The Toyota Motor Corp announced yesterday that it planned to make 9.06 million cars worldwide next year, a goal that could help it snatch from General Motors Corp (GM) the crown of world's largest carmaker, a title GM has held since 1932.
Toyota's springboard would be an expected 9 percent growth in worldwide sales this year, a surge that would help make Japan's largest carmaker the world's most profitable. Toyota expects to make 8.25 million cars worldwide.
GM has not yet forecast its production next year. It has forecast that it will make 9.1 million cars this year, a 2 percent increase over last year. But the race is not over yet. While Americans focus on GM's layoffs and plant closures in the US, GM is planning major expansions in China, part of a wider shift where the American company now makes more cars overseas than at home.
PHOTO: EPA
"I am not sure that it is such a lay up for Toyota," said Kurt Sanger, Japan automotive analyst for Macquarie Securities Japan. "If GM is going to grow 15 percent to 20 percent in China, they are not going to roll over."
While GM loses money, Toyota makes it. In the third quarter that ended Sept. 30, Toyota made US$2.6 billion in net profit, and GM lost US$1.63 billion.
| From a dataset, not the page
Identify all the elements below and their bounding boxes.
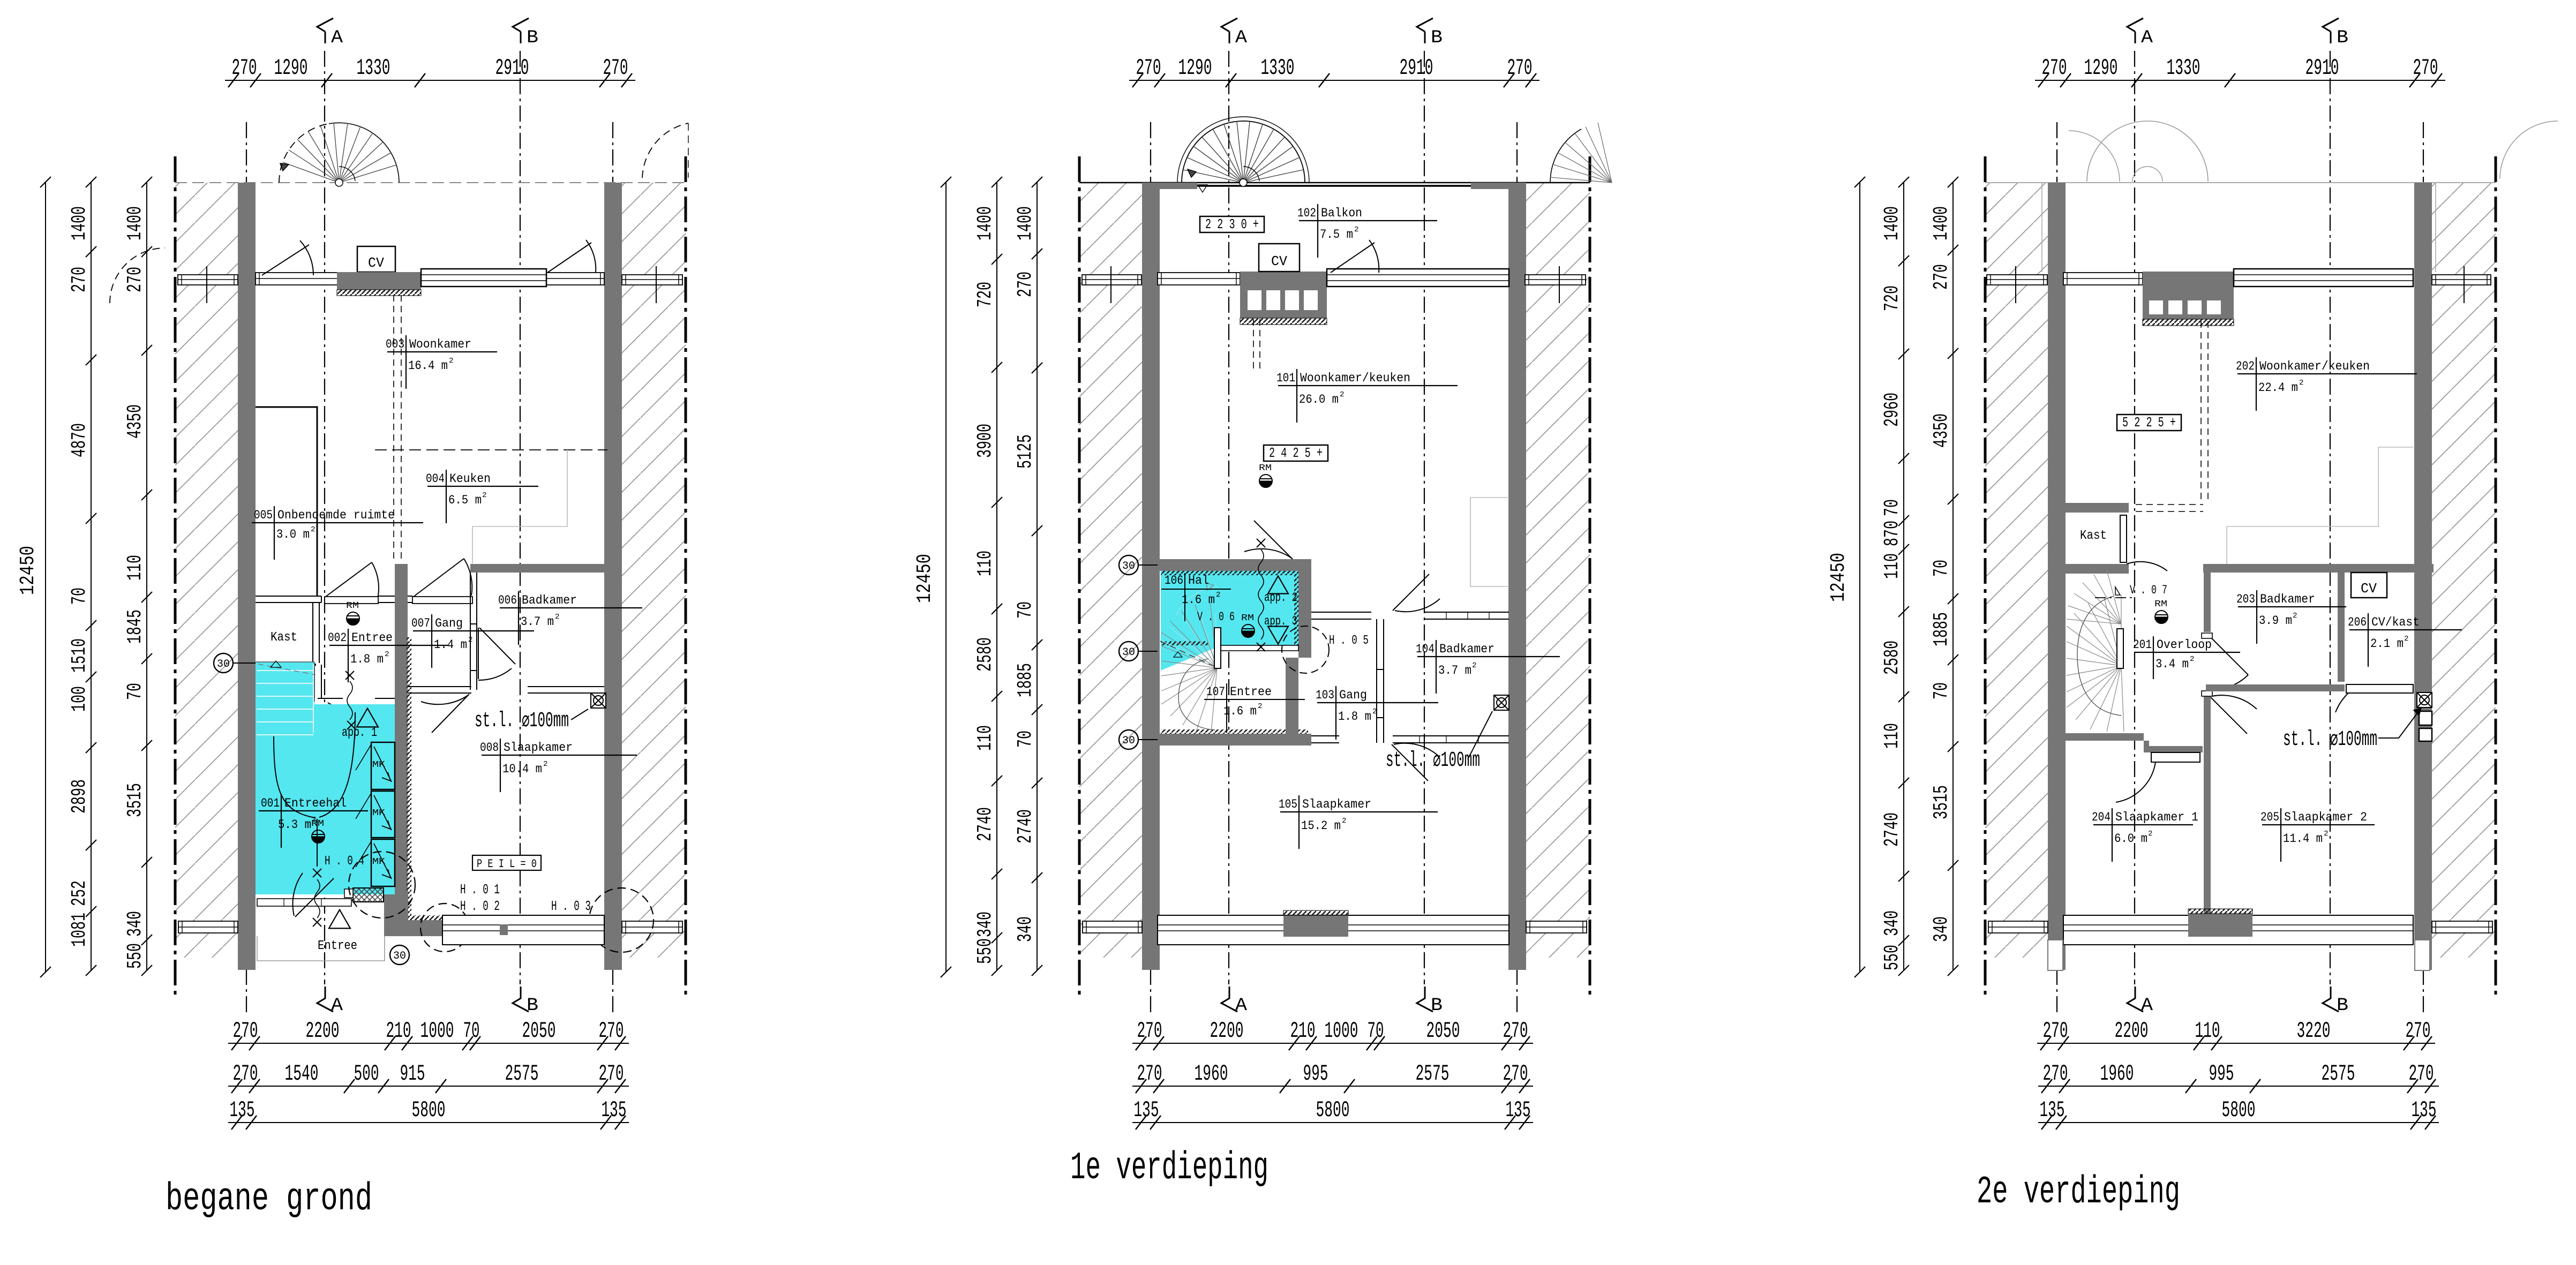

Toyota, armed with its new Texas-made Tundra heavy pickup, hopes to beef up sales in the US heartland, traditionally the bastion of Detroit manufacturers.
Toyota has long been coy about its ambitions to become No.1, preferring to stay out of the limelight as No.2. In 2002, it unveiled a goal of expanding its world market share to 15 percent in 2010, from 10 percent. When analysts noted that the goal would make Toyota the world's largest carmaker, the company stressed that its goal was only an expanded market share.
This year, Toyota's US sales are up 9.9 percent, and it is likely to sell nearly 2.3 million vehicles there next year. The US has been Toyota's largest and most profitable market since 2001.
By contrast, GM, despite deep discounting last summer, has seen its US sales fall 3.7 percent so far this year. GM is expected to sell about 4.2 million cars this year in the US, its biggest market.
Fearful that the top spot will draw unwanted attention from US protectionists, Toyota has started to run ads touting how 63 percent of Toyotas sold in America are made in America. Aiming to raise that to 70 percent, Toyota now has 11 production facilities in North America, three more in the planning stage, and it purchases about US$22 billion in parts and services in the US every year.
"Politically they are a very aware company," Sanger, the analyst said. "And they are aware that passing GM in this political environment is somewhat tricky."
With Toyota opening plants in Texas and Ontario, even Governor Jennifer Granholm of Michigan is courting Toyota in her bid to win a small engine plant.
Toyota's likely rise to the top spot is "one of the reasons we would like to have them in Mich-igan," Granholm said in an interview on Monday. Toyota already has a technical center in Ann Arbor and has announced plans to build a design center in Michigan.
At home, Toyota's car sales are expected to fall slightly this year, by 20,000 units to 1.74 million this year. Despite the fall, Toyota's first in three years, Japan's leading carmaker retains a domestic market share of more than 40 percent. The slight fall was probably the result of lack of new models from April to September.
But as Toyota unveils new models next year, Japan's vehicle sales are expected to inch up. Sales may rise 0.5 percent next year to 5.93 million units, against this year's estimated 5.9 million, the Japan Automobile Manufacturers Assoc-iation, an industry group, predicts.
Meanwhile, Honda Motor Co, said it expected record car and motorcycle sales next year, driven by brisk overseas growth.